Unlike other European countries, Italy’s food retail and distribution continues to be based on small and traditional grocery stores (Mom and Pop shops), followed by open-air markets.  Just in last few years, larger food retailers had started to appeal to consumers who are how attracted by the convenience and the wide range of products that larger retail formats have to offer.

A summary of the Italian food market

Social factors, such as smaller families, longer work hours, more and more working women, single people and people that are living longer are all contributing to the change seen in global food markets. Italy’s food industry distribution has some differences in growth between the Northern and Southern parts of the country.

Also, Italian consumer’s acceptance of private brands is lower than in other European countries and a demand for single-portion products and convenience foods has increased. However, the combination of rising food prices and stagnant economic growth is encouraging Italians to move away from branded products. In fact, the link between bad and good food may explain most Italians’ reluctance to embrace private label products. Brand name producers continue to dominate certain markets, such as milk, pasta, tomatoes and cookies. Let’s take Barilla for example: this internationally known company controls around 45% of the Italian pasta market. Another good example is Parmalat, it controls one third of the UHT milk market.  In general, Italian consumers don’t like to shop at discount stores and buy private label products.
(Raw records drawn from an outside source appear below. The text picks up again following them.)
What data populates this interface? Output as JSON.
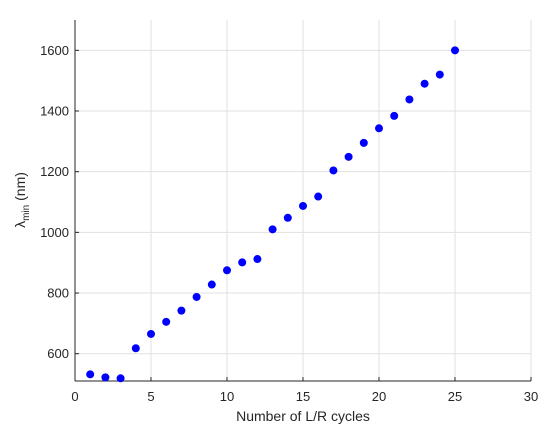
{
  "chart_data": {
    "type": "scatter",
    "xlabel": "Number of L/R cycles",
    "ylabel_symbol": "λ",
    "ylabel_subscript": "min",
    "ylabel_unit": " (nm)",
    "xlim": [
      0,
      30
    ],
    "ylim": [
      510,
      1700
    ],
    "xticks": [
      0,
      5,
      10,
      15,
      20,
      25,
      30
    ],
    "yticks": [
      600,
      800,
      1000,
      1200,
      1400,
      1600
    ],
    "grid": true,
    "marker_color": "#0000ff",
    "series": [
      {
        "x": [
          1,
          2,
          3,
          4,
          5,
          6,
          7,
          8,
          9,
          10,
          11,
          12,
          13,
          14,
          15,
          16,
          17,
          18,
          19,
          20,
          21,
          22,
          23,
          24,
          25
        ],
        "y": [
          532,
          522,
          519,
          618,
          665,
          705,
          742,
          787,
          828,
          875,
          901,
          912,
          1010,
          1048,
          1087,
          1118,
          1204,
          1249,
          1295,
          1343,
          1384,
          1438,
          1490,
          1520,
          1600
        ]
      }
    ]
  }
}
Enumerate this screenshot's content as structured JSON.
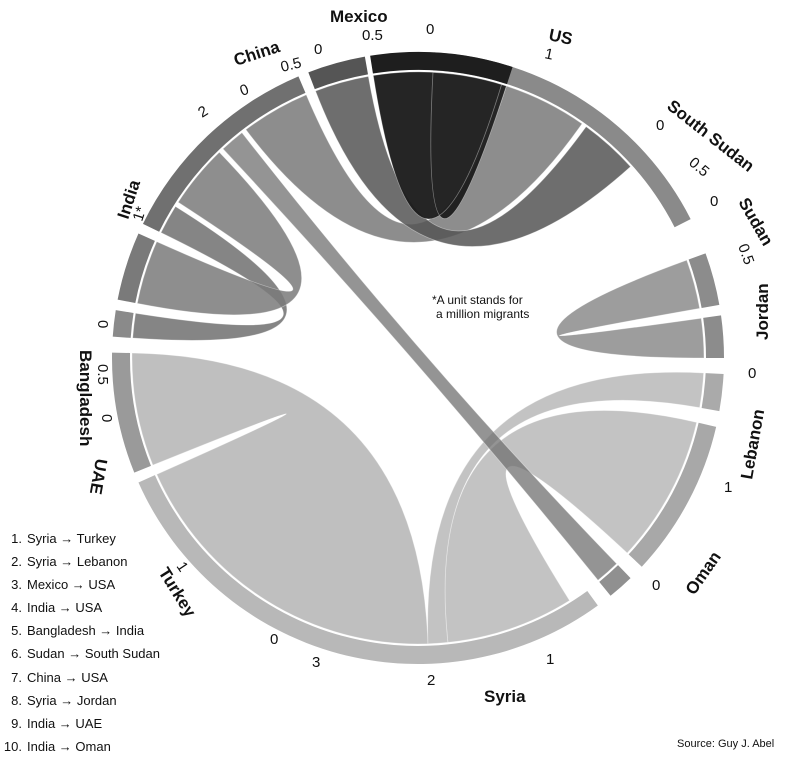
{
  "regions": {
    "us": "US",
    "mexico": "Mexico",
    "china": "China",
    "india": "India",
    "bangladesh": "Bangladesh",
    "uae": "UAE",
    "turkey": "Turkey",
    "syria": "Syria",
    "oman": "Oman",
    "lebanon": "Lebanon",
    "jordan": "Jordan",
    "sudan": "Sudan",
    "south_sudan": "South Sudan"
  },
  "ticks": {
    "zero": "0",
    "half": "0.5",
    "one": "1",
    "two": "2",
    "three": "3",
    "india_one": "1*"
  },
  "note": {
    "line1": "*A unit stands for",
    "line2": "a million migrants"
  },
  "legend": [
    {
      "num": "1.",
      "text": "Syria → Turkey"
    },
    {
      "num": "2.",
      "text": "Syria → Lebanon"
    },
    {
      "num": "3.",
      "text": "Mexico → USA"
    },
    {
      "num": "4.",
      "text": "India → USA"
    },
    {
      "num": "5.",
      "text": "Bangladesh → India"
    },
    {
      "num": "6.",
      "text": "Sudan → South Sudan"
    },
    {
      "num": "7.",
      "text": "China → USA"
    },
    {
      "num": "8.",
      "text": "Syria → Jordan"
    },
    {
      "num": "9.",
      "text": "India → UAE"
    },
    {
      "num": "10.",
      "text": "India → Oman"
    }
  ],
  "source": "Source: Guy J. Abel",
  "colors": {
    "mexico": "#1e1e1e",
    "china": "#555555",
    "india": "#707070",
    "bangladesh": "#7a7a7a",
    "sudan": "#8c8c8c",
    "syria": "#b8b8b8",
    "us": "#8a8a8a",
    "oman": "#909090",
    "lebanon": "#a8a8a8",
    "jordan": "#aaaaaa",
    "turkey": "#9a9a9a",
    "uae": "#8a8a8a",
    "south_sudan": "#8c8c8c"
  }
}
However, given that the market for private label goods in Italy is still relatively small in comparison to other Western European countries, there is a growth opportunity.
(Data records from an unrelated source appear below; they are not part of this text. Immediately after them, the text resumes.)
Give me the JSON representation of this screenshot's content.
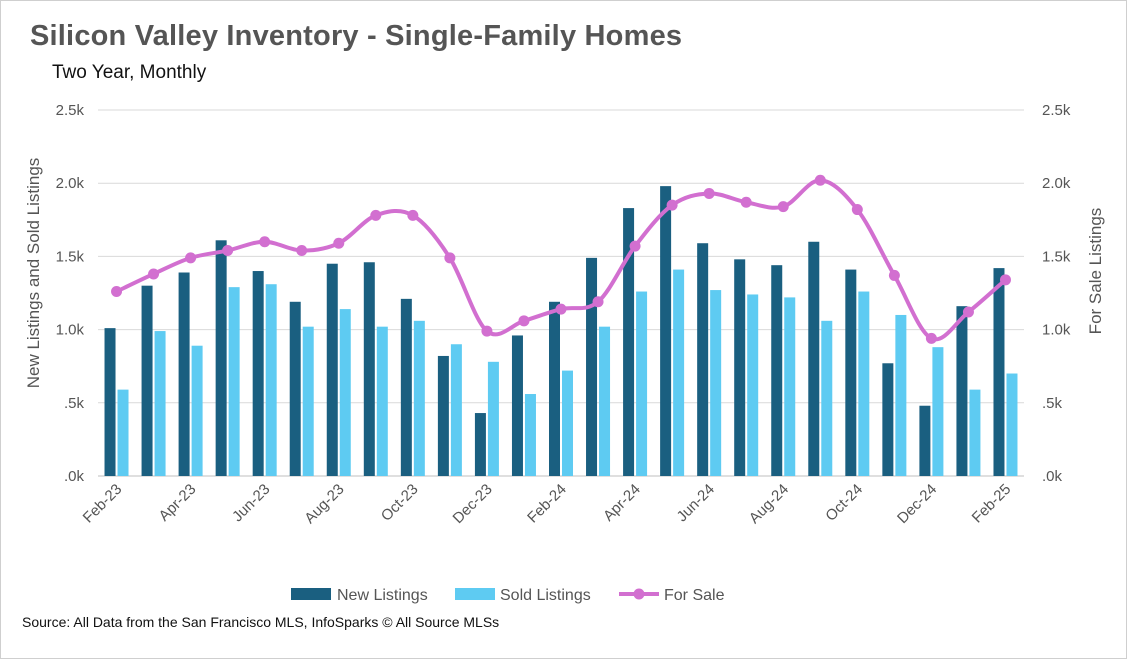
{
  "header": {
    "title": "Silicon Valley Inventory - Single-Family Homes",
    "subtitle": "Two Year, Monthly"
  },
  "footer": {
    "source": "Source: All Data from the San Francisco MLS, InfoSparks © All Source MLSs"
  },
  "colors": {
    "new_listings": "#1a5f80",
    "sold_listings": "#5ecbf2",
    "for_sale": "#d26fd0",
    "grid": "#d9d9d9"
  },
  "chart_data": {
    "type": "bar",
    "title": "Silicon Valley Inventory - Single-Family Homes",
    "subtitle": "Two Year, Monthly",
    "ylabel": "New Listings and Sold Listings",
    "y2label": "For Sale Listings",
    "ylim": [
      0,
      2500
    ],
    "y2lim": [
      0,
      2500
    ],
    "yticks": [
      ".0k",
      ".5k",
      "1.0k",
      "1.5k",
      "2.0k",
      "2.5k"
    ],
    "y2ticks": [
      ".0k",
      ".5k",
      "1.0k",
      "1.5k",
      "2.0k",
      "2.5k"
    ],
    "categories": [
      "Feb-23",
      "Mar-23",
      "Apr-23",
      "May-23",
      "Jun-23",
      "Jul-23",
      "Aug-23",
      "Sep-23",
      "Oct-23",
      "Nov-23",
      "Dec-23",
      "Jan-24",
      "Feb-24",
      "Mar-24",
      "Apr-24",
      "May-24",
      "Jun-24",
      "Jul-24",
      "Aug-24",
      "Sep-24",
      "Oct-24",
      "Nov-24",
      "Dec-24",
      "Jan-25",
      "Feb-25"
    ],
    "xtick_labels": [
      "Feb-23",
      "",
      "Apr-23",
      "",
      "Jun-23",
      "",
      "Aug-23",
      "",
      "Oct-23",
      "",
      "Dec-23",
      "",
      "Feb-24",
      "",
      "Apr-24",
      "",
      "Jun-24",
      "",
      "Aug-24",
      "",
      "Oct-24",
      "",
      "Dec-24",
      "",
      "Feb-25"
    ],
    "series": [
      {
        "name": "New Listings",
        "type": "bar",
        "axis": "left",
        "values": [
          1010,
          1300,
          1390,
          1610,
          1400,
          1190,
          1450,
          1460,
          1210,
          820,
          430,
          960,
          1190,
          1490,
          1830,
          1980,
          1590,
          1480,
          1440,
          1600,
          1410,
          770,
          480,
          1160,
          1420
        ]
      },
      {
        "name": "Sold Listings",
        "type": "bar",
        "axis": "left",
        "values": [
          590,
          990,
          890,
          1290,
          1310,
          1020,
          1140,
          1020,
          1060,
          900,
          780,
          560,
          720,
          1020,
          1260,
          1410,
          1270,
          1240,
          1220,
          1060,
          1260,
          1100,
          880,
          590,
          700
        ]
      },
      {
        "name": "For Sale",
        "type": "line",
        "axis": "right",
        "values": [
          1260,
          1380,
          1490,
          1540,
          1600,
          1540,
          1590,
          1780,
          1780,
          1490,
          990,
          1060,
          1140,
          1190,
          1570,
          1850,
          1930,
          1870,
          1840,
          2020,
          1820,
          1370,
          940,
          1120,
          1340
        ]
      }
    ],
    "legend": {
      "position": "bottom",
      "entries": [
        "New Listings",
        "Sold Listings",
        "For Sale"
      ]
    },
    "grid": true
  }
}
The behavior of consumers of Italian food

Italy has a heterogeneous industrial economy and in general, the north is more industrial and dominated by private companies, while the south is more agricultural and affected by a higher unemployment rate. This division is confirmed by the distribution of retail outlets throughout Italy, with the majority of supermarkets in the north (53% vs 27% in the south). Recently, Italian consumers have begun to show appreciation for the convenience of large supermarkets and hypermarkets. However, Italians still greatly value high quality and fresh foods, which is why they prefer to shop daily rather than weekly like other European countries.

In today’s society, Italian consumers get married at an older age and have fewer children than they did in the past.  Also, smaller families and the larger presence of women in the workforce have forced retailers to offer ready-made, ready-to-serve products. However, the majority of Italians still live in small cities and towns where local shoppers prefer open-air markets.

 

Italian food and mass grocery store retailers

When we talk about Italian food retailers and distributors, there are six key players: Coop Italia, Conad, Interdis, Carrefour, Auchan and SPAR.

Other major mass grocery store retailers include Esselunga and Gruppo Pam. The main foreign investors are French companies Carrefour and Leclerc and the German discount retail chain Lidl.

One particular characteristic of Italian retailers and distributers is the large number of buying groups that started emerging in the mid 90’s on with the goal of buying products at a lower cost because of a greater purchasing power.

 

The Conclusion

We can assume that Italy’s food retail and distribution sector continues to be divided: traditional grocery stores represent the majority of outlets, with a few large retailers and many small local grocery stores. However, social changes and new economic opportunities are creating the right premise for foreign operators to expand their network.